Nelly Fimote écrit un conte

3 Octobre 2020 , Rédigé par Nelly Fimote Publié dans #Conte

Un conte d’autrefois

Il était une fois un tout petit Royaume, pas si lointain que ça… La guerre menaçait le pays. La Reine voulait sauver son peuple de la misère et la famine, coûte que coûte. Autour d'elle, la cour mettait tout en œuvre pour la satisfaire car, qui plaisait à la Reine, obtenait toute sa gratitude. Le temps des joutes et des fêtes n'avait plus cours, tant le destin du peuple était incertain.

 

Une courtisane regrettait particulièrement l'époque où elle écoutait chanter le ménestrel. Celui-ci avait fui la cour pour travailler la terre au pied du château. Ému par la misère de ses frères de sang, il avait perdu sa belle voix et les avait rejoints. Dépossédée et jalouse, la courtisane maudissait l'humble serviteur car il lui avait bel et bien échappé. Elle pensait tout contrôler et n'avait de cesse de lui lancer des méchancetés du haut de sa tour. 

- Reviens chanter pour moi, cancrelat ! Si tu ne remontes pas auprès de moi, je maudirai tes frères jusqu'à la nuit des temps ! Je les traînerai dans la boue puis les enverrai au front ! Ils ne seront que chair à canon ! Sache que je détiens le pouvoir car je suis bien meilleure que vous. Je plais à la Reine, rien ne peut m'atteindre.

Le ménestrel ne répondait pas et continuait son labeur. Ses frères l'entouraient d'amour, ne craignant rien de la courtisane. Ils avaient confiance, jamais leur Souveraine ne permettrait une telle vilénie. Ils avaient tort car ils ne savaient pas que la courtisane était dotée de pouvoirs magiques. Elle avait jeté un sort à la Reine et à la cour. La Souveraine n'entendait pas la nature des mots lancés aux serviteurs. Tous les mots prononcés par la courtisane n'étaient qu'éloges à ses oreilles. 

Dans "reviens chanter pour moi cancrelat", elle entendait, "c'est bien, ce que tu fais là". Et la suite se transformait ainsi "si tu restes là, tes frères te seront reconnaissants jusqu'à la nuit des temps.

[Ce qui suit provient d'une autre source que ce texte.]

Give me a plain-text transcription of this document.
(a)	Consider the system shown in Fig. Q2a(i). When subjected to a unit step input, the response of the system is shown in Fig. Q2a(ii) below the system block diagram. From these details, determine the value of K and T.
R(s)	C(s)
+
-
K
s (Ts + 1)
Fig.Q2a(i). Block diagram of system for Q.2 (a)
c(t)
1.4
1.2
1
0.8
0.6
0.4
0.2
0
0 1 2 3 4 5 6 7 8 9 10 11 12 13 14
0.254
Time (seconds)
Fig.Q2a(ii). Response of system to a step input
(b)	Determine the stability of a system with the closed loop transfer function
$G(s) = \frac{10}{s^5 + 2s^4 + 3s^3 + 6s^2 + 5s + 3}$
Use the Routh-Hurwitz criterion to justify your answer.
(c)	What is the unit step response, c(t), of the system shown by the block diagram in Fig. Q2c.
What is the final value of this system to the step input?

Mettez du houx sur votre front, ainsi personne ne partira à la guerre. La Reine détient le pouvoir, nous vivrons des jours meilleurs. Vous plaisez à la Reine, rien ne peut vous atteindre". 

Ni la Reine ni le reste de la cour ne pouvaient agir. La maléfique les avait tous ensorcelés. Se croyant invincible, la courtisane, qui n'était en fait qu'une sorcière, avait oublié que les enfants étaient insensibles à son charme. La cour ne comptait aucun enfant. La Reine n'en avait pas et pour ne pas la froisser, aucun membre de la cour n’avait enfanté. À aucun moment le château n'avait connu le moindre rire d'enfant.

 

      Seule la cuisinière du château avait eu la joie d’enfanter. La malheureuse femme avait été contrainte de cacher son fils. Celui-ci avait maintenant sept ans. Depuis sa naissance, il se terrait dans les étages inférieurs du château. De sa cachette, il entendait toute la violence des mots de la courtisane et comprenait que les serviteurs n'avaient pas à subir de telles méchancetés. Mais que pouvait-il faire? Qui était-il, lui, l'enfant caché depuis son plus jeune âge, l'enfant de la cuisinière ?

Une nuit, n’écoutant que son courage, l'enfant décida de sortir de sa geôle. Au risque de subir le mauvais sort de la sorcière, il traversa le château, pénétra dans la chambre de la Reine et lui susurra ces phrases pendant son sommeil.

 

- Majesté, vous ne me connaissez pas, je ne suis pas sensé exister. Ce que j'entends est triste et destructeur pour le ménestrel, ses frères et tout votre peuple. Votre Royaume est en danger. Il faut vous réveiller et arrêter cela.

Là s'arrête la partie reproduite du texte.